日本各地に、頑丈で水の漏らない須恵器を焼く窯が渇望されて瞬く間に広がっていきました。この備前の地でも、盛んに焼かれました。邑久郡一帯で焼造された、備前焼の前身の古代の寒風窯の製品は、朝廷に調(税金)として納めるモノであった性格上、ロクロを使い非常に端正で美しく、可能な限り白く、それはまた中国の焼物に出来るだけ近づけようと指向し、努力することから始まった焼物でした。当時価値のある陶磁器とは中国の玉のように美しく、端正なものを指していました。それを持つことは特権階級の者にとって、一つのステイタスシンボルでありました。
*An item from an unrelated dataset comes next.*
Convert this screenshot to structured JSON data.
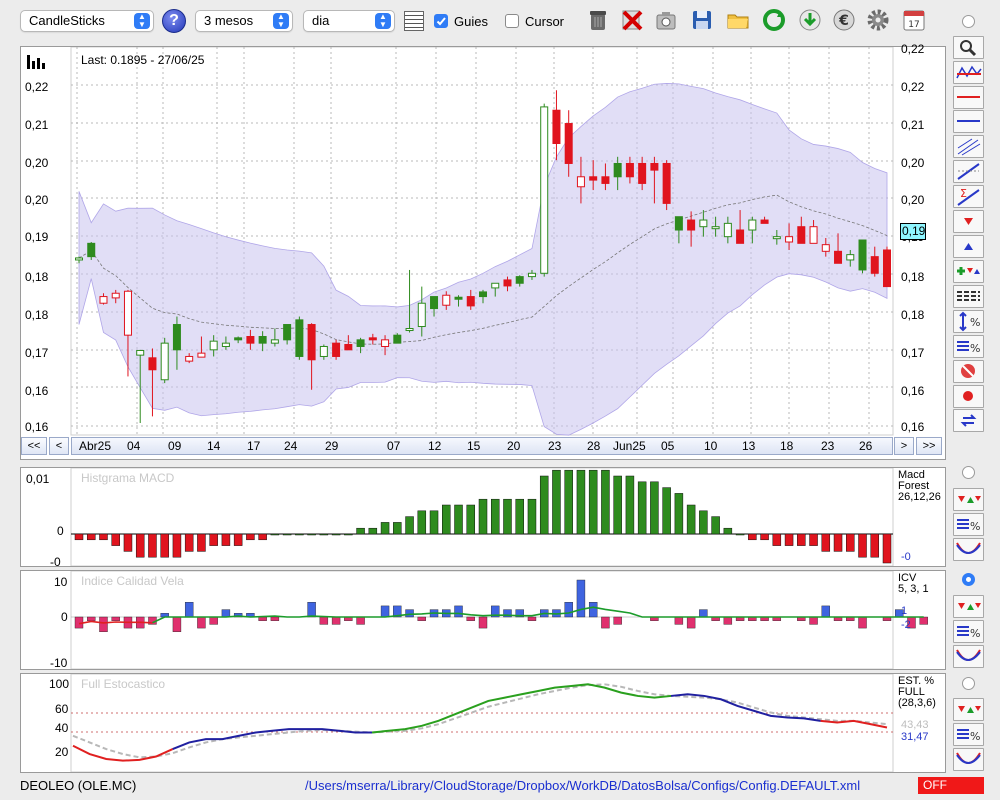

その様な中で、東海の雄猿投窯とともに、暗灰色の他のこれまでの須恵器よりはるかに白く、硬く、その上美しい薄緑色の自然釉の衣装をまとったものが生まれ、日本の二大勢力をなしていきました。この一方が、飛鳥〜奈良時代にかけて活躍した寒風窯であり、それに沿った寒風窯は深く深く律令制の中に組み込まれていったのです。これが備前焼のルーツです。
貞観13(871)年『貞観式』にも備前国からの須恵器貢納の記述があらわれています。律令制に深く根ざし、一大生産地となり他に先んじて窯印さえすでに多用して、断然高いレベルと美しさを誇るものでした。出土物からみても、大寺院の鴟尾、大壷など巨大なものも非常に得意とするところでありました。
またこの頃の寒風の作品が、このように大きさと、質の点で群を抜いていたかということは、牛窓町民俗文化資料館、備前長船博物館、山手村の吉備考古館の関係資料を見れば、誰でも往時をしのぶことができ、またその心意気もうなづけるはずです。